Does your team have a “build server guy”, while everyone else stays away? Or worse still a separate “build server team”? I’ve certainly worked with a few development teams where I’ve seen these organizational anti-patterns – which at best can be inefficient, and at worst can be extremely disruptive. One of the challenges when introducing build scripting and other “devops” things can be that many developers either aren’t interested, or see it as a separate set of skills that they don’t know and don’t value learning. These skills are of course a specialism, just like there is normally one member of a team who is the specialist in user interface design or who specializes in automation testing. There can be a great temptation especially in organizations who are less familiar with cross-functional autonomous team to create specialist roles – which creates interesting consequences which will be familiar to those who understand Conway’s Law.

Coupling is often talked about in the context of fine detailed interactions between software components, but as a concept also applies to many other things.
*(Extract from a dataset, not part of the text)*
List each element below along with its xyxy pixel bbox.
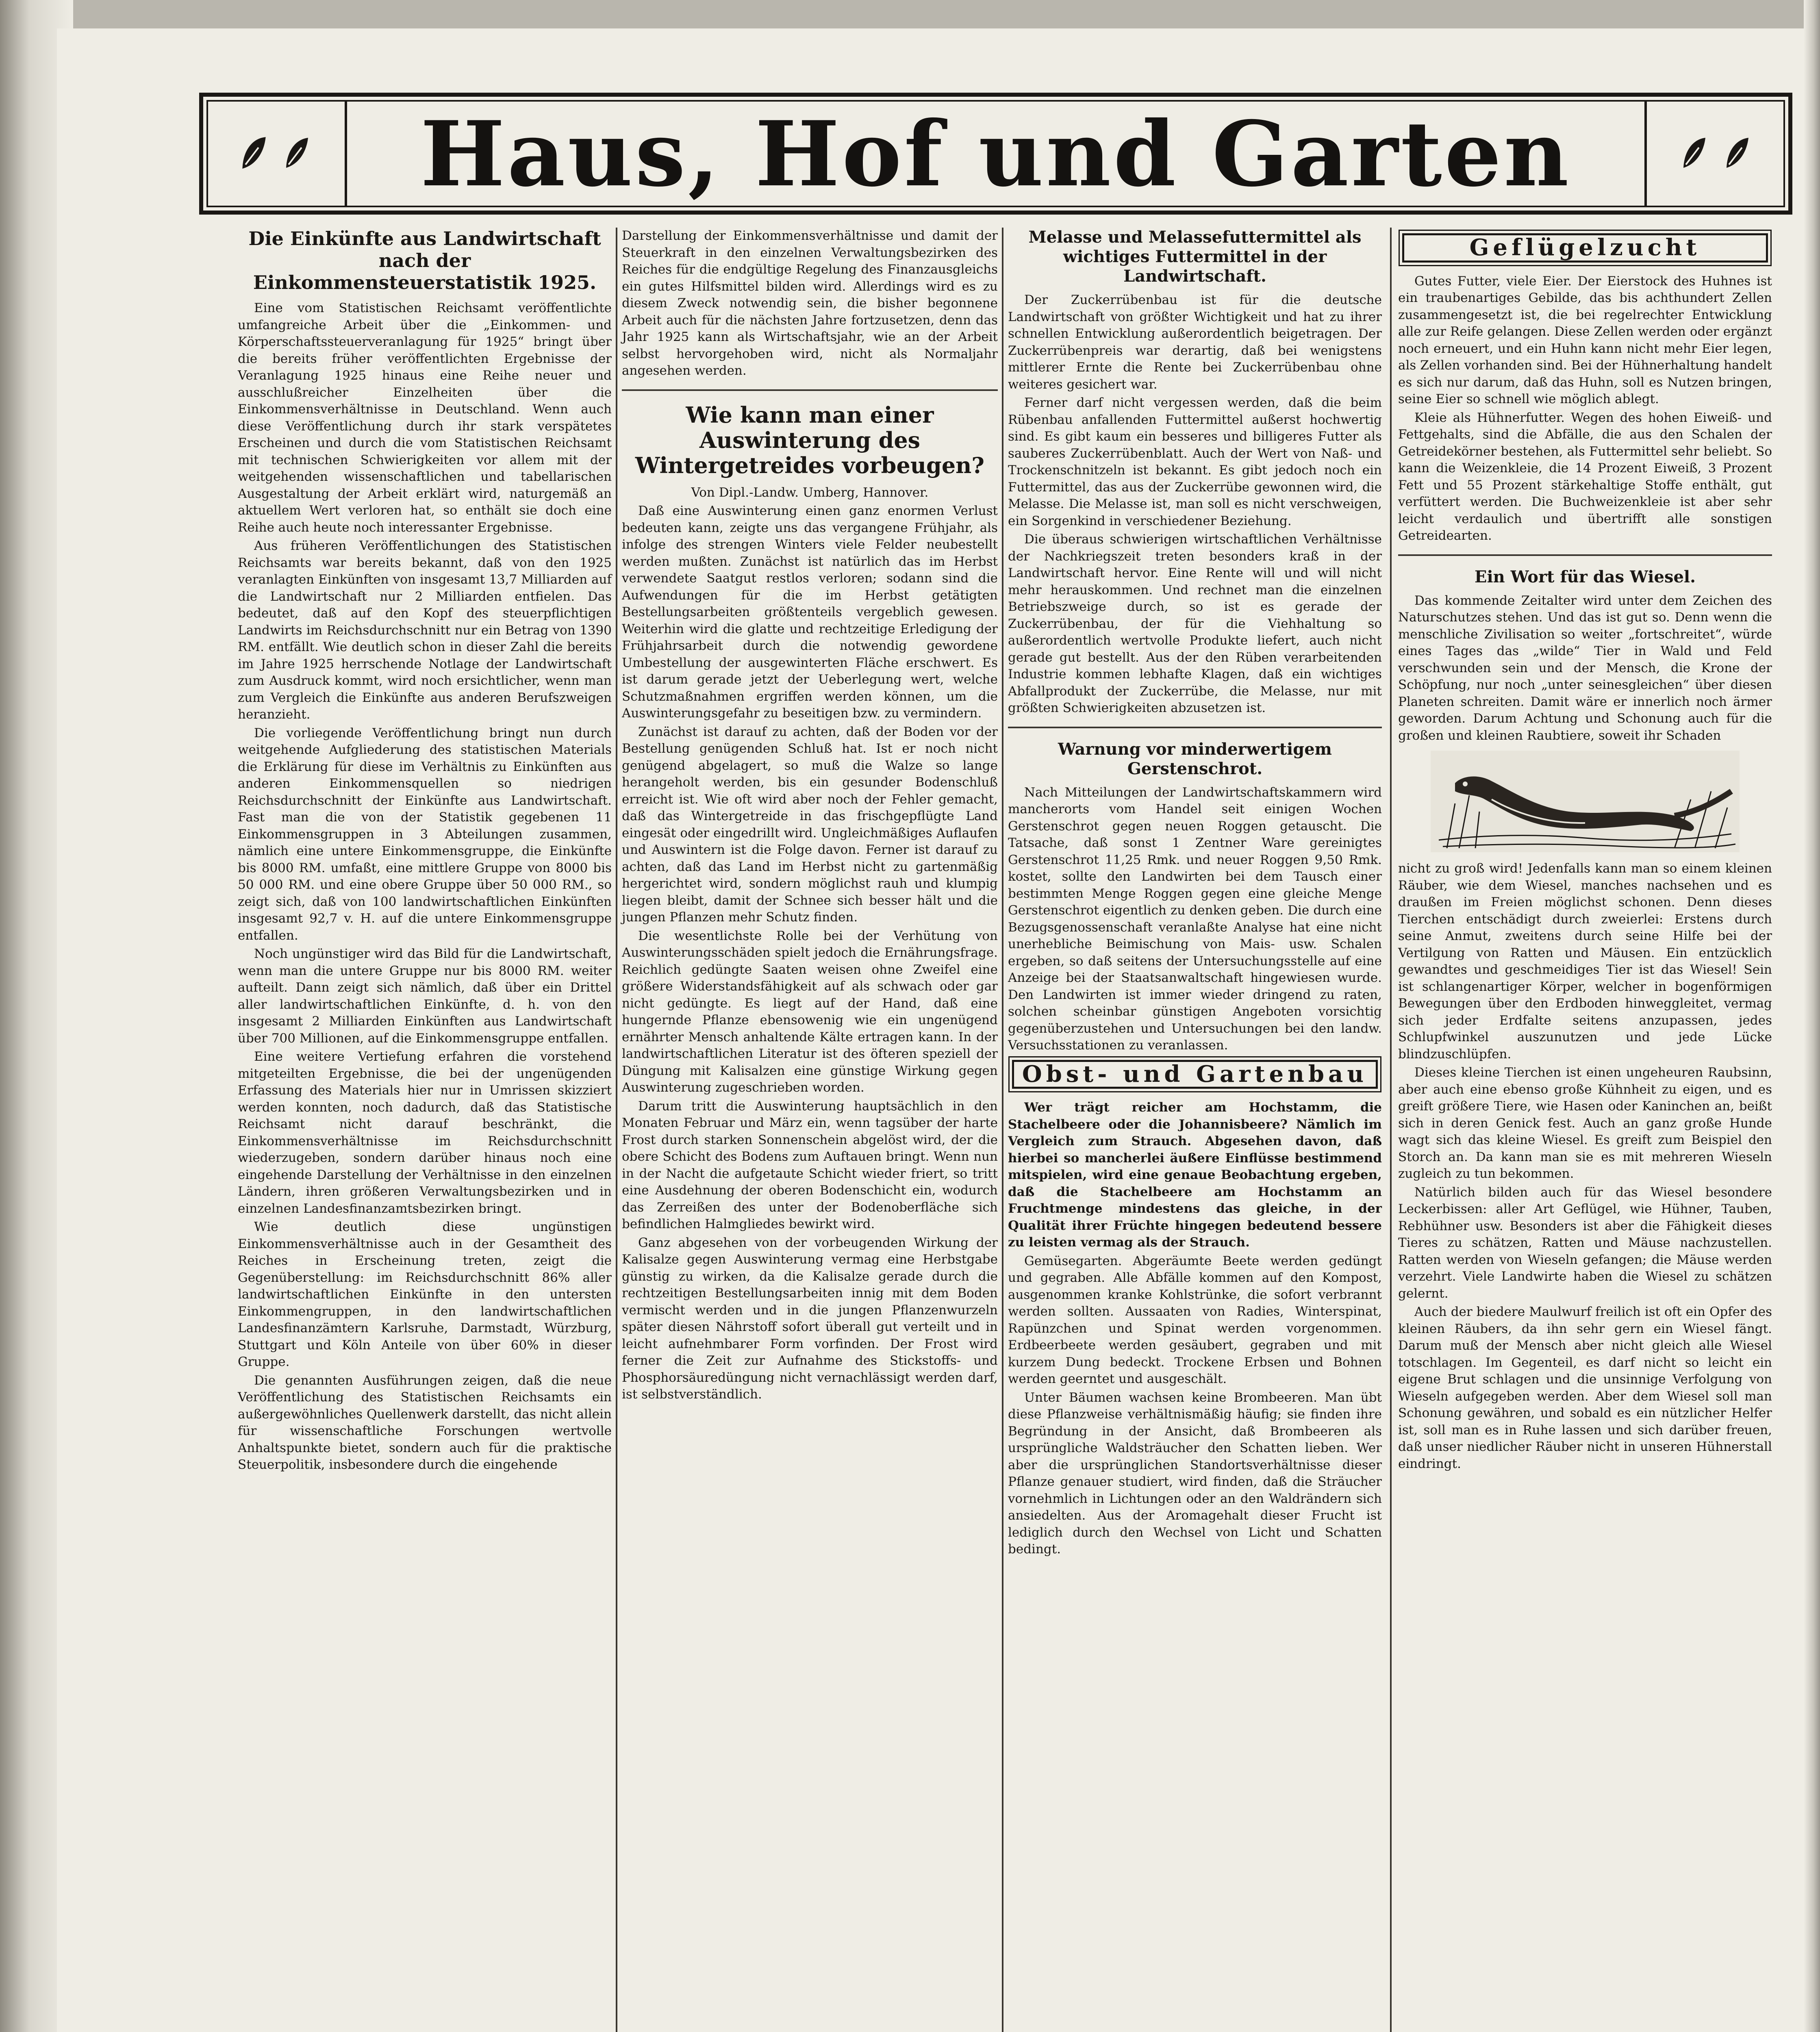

Quite simply, two things are coupled if a change in one can affect the other, or if one depends on the other. Excessive coupling is highly undesirable, because it leads to brittleness and a tangled web of dependencies that is hard to reason about, but some coupling is essential. Just as components can have dependencies on each other, so can people and teams, and this could also be termed as coupling. In one of the worst example I’ve seen, a software delivery team were held by organizational structure at arms length from being able to implement their own build and deployment pipelines, which was instead the responsibility of a separate team. Clearly, the delivery team needed to have a working build pipeline in order to release software, and so they were coupled directly to the artificially separate “devops” team. To make matters worse, this team had their own prioritization and backlog, their own objectives and agenda, and were distant from the main team. The consequences are predictable and dire – the team would frequently be blocked in delivering because of misaligned schedules, and there was a massive overhead in trying to get anything done. Another consequence of this was that the solutions that the separate team were often not fit for purpose and did not meet the needs of the delivery team, and because they weren’t themselves dependent on the result, there was very little empathy or urgency to improve.
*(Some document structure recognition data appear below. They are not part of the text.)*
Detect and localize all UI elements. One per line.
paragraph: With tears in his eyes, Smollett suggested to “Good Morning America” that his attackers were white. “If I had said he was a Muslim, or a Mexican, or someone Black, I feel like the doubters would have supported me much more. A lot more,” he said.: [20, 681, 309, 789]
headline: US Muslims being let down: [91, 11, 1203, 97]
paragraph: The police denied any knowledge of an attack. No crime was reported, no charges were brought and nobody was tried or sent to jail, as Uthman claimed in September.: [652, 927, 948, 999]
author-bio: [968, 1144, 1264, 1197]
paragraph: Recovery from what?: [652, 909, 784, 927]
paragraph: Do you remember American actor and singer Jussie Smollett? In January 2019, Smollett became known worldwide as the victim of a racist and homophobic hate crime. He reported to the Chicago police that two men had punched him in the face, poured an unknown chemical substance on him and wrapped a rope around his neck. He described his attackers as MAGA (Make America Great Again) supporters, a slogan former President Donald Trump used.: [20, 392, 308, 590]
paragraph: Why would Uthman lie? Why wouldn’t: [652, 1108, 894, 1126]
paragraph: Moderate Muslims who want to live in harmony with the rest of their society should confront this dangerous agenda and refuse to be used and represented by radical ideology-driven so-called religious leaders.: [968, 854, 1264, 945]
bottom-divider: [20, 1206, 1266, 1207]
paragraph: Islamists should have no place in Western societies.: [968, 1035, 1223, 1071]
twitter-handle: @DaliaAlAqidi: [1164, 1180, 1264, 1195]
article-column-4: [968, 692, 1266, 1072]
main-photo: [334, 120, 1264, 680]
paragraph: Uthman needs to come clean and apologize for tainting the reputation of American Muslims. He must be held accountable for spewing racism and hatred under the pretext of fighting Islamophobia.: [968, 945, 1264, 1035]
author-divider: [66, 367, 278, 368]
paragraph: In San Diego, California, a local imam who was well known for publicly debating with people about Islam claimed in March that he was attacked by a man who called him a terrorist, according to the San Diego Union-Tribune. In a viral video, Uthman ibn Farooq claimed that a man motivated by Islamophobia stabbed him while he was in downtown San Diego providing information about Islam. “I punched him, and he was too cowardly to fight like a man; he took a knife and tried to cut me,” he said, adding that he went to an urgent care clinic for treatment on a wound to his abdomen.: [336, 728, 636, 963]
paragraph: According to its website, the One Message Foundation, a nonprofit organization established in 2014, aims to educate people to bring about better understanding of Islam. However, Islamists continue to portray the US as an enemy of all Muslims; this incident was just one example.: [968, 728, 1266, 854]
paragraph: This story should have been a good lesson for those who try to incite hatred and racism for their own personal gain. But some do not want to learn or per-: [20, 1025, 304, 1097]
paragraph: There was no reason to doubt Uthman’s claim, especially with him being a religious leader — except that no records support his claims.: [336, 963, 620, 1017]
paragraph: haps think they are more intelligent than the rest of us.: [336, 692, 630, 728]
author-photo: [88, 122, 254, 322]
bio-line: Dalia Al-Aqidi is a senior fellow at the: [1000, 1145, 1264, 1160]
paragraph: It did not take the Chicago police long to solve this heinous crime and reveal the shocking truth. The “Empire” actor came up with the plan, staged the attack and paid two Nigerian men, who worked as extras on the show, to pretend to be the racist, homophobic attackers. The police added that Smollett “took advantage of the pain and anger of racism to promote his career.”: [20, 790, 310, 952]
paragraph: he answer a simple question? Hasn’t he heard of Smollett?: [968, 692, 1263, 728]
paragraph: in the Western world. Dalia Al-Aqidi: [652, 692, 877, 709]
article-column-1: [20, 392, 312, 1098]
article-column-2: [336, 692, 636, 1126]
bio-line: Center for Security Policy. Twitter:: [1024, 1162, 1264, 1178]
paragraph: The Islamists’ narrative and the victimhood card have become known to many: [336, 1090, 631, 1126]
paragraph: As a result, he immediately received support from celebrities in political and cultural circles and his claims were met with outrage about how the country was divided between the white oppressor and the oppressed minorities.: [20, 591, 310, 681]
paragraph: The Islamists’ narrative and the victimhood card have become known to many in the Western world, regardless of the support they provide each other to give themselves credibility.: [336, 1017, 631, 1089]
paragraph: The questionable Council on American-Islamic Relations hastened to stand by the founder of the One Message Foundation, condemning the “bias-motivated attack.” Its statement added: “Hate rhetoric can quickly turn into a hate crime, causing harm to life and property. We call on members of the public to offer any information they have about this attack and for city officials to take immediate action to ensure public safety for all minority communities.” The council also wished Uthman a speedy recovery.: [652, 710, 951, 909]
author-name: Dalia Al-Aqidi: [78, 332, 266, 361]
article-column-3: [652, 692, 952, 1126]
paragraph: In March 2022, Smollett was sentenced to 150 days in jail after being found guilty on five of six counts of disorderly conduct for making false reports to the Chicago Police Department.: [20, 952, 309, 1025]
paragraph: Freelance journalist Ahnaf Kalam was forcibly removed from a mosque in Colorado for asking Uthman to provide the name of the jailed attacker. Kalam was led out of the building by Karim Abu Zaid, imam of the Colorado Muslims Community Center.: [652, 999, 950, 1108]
It’s ok and sometimes necessary for some things to be coupled, so long as that coupling is understood and managed effectively. It’s my experience that build and deployment scripts often need to change alongside the codebase. Some changes – such as the introduction of new tooling, or changes to the deployment topology – will only be built and deployed successfully by a corresponding script change. The easiest way to achieve this is simply to leverage existing version control techniques – the scripts should be in the same version control system as the things they relate to. I often see separate repositories for scripts, which can work if the scripts are packaged in a versioned way, and brought in as a dependency to the codebase – which allows them to be reused – but in general my preference is for the scripts and codebase to be in the same repository. I often apply a consistent pattern to the root level folder structure, with a “Source” and “Tools” folder or similar, to contain code and scripts respectively. There should almost never be a need to change the build server itself, because all it does is call into the scripts in the repository.

I like to encourage my teams to understand and write their own scripts, for a number of reasons – the most obvious of which is to discourage the key-man dependency or single-point-of-failure from having one person solely own this responsibility. It’s important to treat build scripts the same as any other code, trying to keep them maintainable and not allowing them to become overly complex or opaque, which can easily happen if there is only one person with a relatively high level of comfort in scripting. Ideally the team should embrace a definition of done for stories that goes all the way through to including these script changes, so that a feature is only considered ready if it can be deployed in a repeatable and consistent way. It makes no sense for an engineer to consider a feature “done” but they are waiting for someone to write build or deployment scripts – the same way as a feature that hasn’t been tested can never be called “done”.